Des différences selon le sexe sont également observées. Chez les femmes, les effets du travail posté sont souvent plus marqués, notamment après la ménopause. Cela s’expliquerait par une interaction entre les hormones sexuelles et les perturbations du rythme biologique.
Les mécanismes biologiques à l’origine du surpoids
Bonne nouvelle : des approches efficaces commencent à se dessiner. Une étude conduite en 2025 montre que le jeûne intermittent, adapté aux horaires de nuit, peut favoriser la perte de poids. 61 % des participants ont obtenu des résultats significatifs, à condition que le protocole soit bien adapté à leur rythme. D’autres recommandations incluent le respect du bon timing alimentaire, la supplémentation ciblée (en vitamine D ou en mélatonine, par exemple) et une bonne hydratation.
Les objets connectés apportent aussi des outils intéressants. Montres intelligentes, applications de suivi du sommeil ou de l’activité physique permettent un accompagnement en temps réel. L’objectif : repérer les premiers signes de dérèglement et adapter rapidement les comportements.
Pour lutter contre la sédentarité, les recommandations actuelles conseillent de faire une pause active toutes les 30 minutes, de limiter le temps assis à 5 heures par jour, et de favoriser une activité physique régulière, même modérée.
Que peuvent faire les employeurs et les professionnels de santé ?
Limiter l’exposition est une priorité. Mieux vaut ne pas dépasser 20 ans de travail posté sur l’ensemble d’une carrière. Les rotations doivent être courtes et régulières. L’organisation du travail doit aussi tenir compte de la vie familiale, pour éviter l’épuisement à long terme.
Du côté médical, le suivi doit être renforcé. Les bilans classiques (glycémie, cholestérol) restent indispensables, mais de nouveaux marqueurs méritent d’être surveillés : inflammation, qualité du sommeil, équilibre du microbiote. Le syndrome circadien, encore méconnu, doit être mieux identifié et pris en charge. Des campagnes collectives peuvent aussi jouer un rôle important. Formations sur le sommeil, conseils nutritionnels, accompagnement psychologique : toutes ces mesures aident à mieux vivre avec des horaires décalés et à limiter les risques pour la santé.

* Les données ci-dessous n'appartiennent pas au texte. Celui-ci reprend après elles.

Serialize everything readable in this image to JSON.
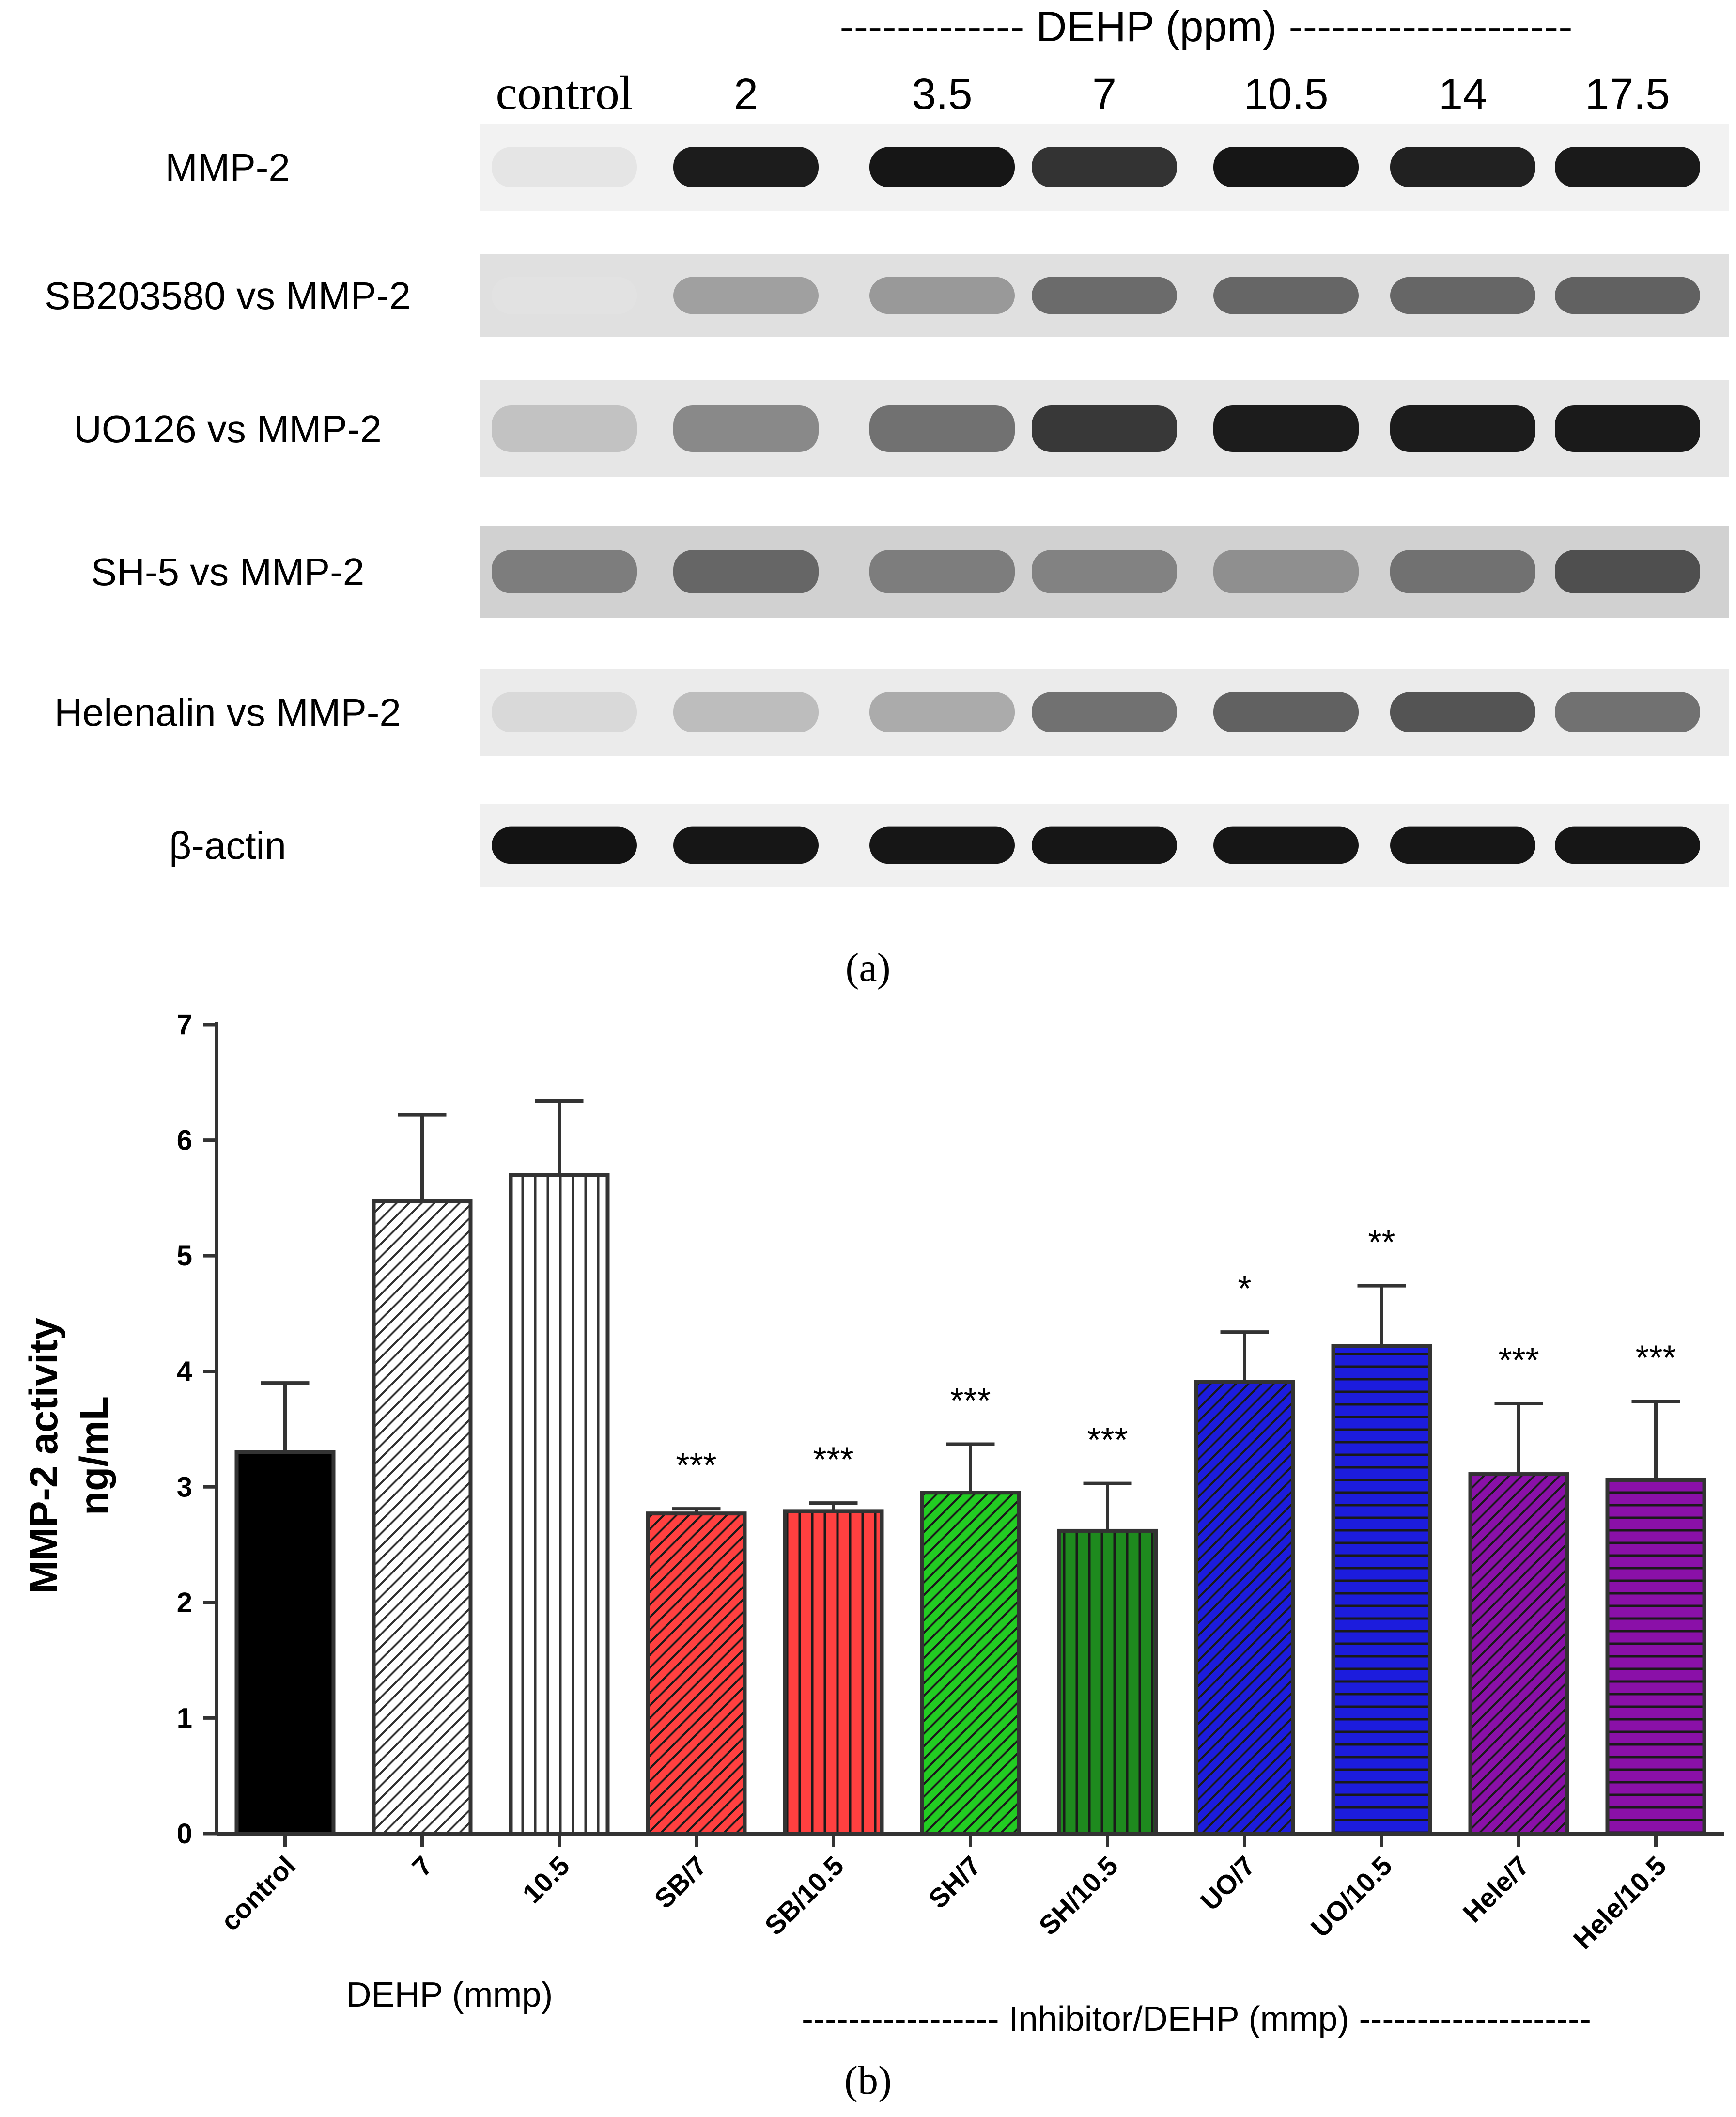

Le lien entre travail posté et obésité est désormais bien établi. Les données scientifiques sont solides, les mécanismes commencent à être mieux compris, et des solutions efficaces émergent. La prise en compte de ces éléments dans les politiques de prévention devient indispensable.
Réduire les risques liés au travail de nuit passe par une approche globale : organisation du travail, accompagnement individuel, innovations technologiques, et surtout reconnaissance de la spécificité de ces conditions. Pour celles et ceux qui travaillent quand les autres dorment, protéger la santé ne peut plus être une option.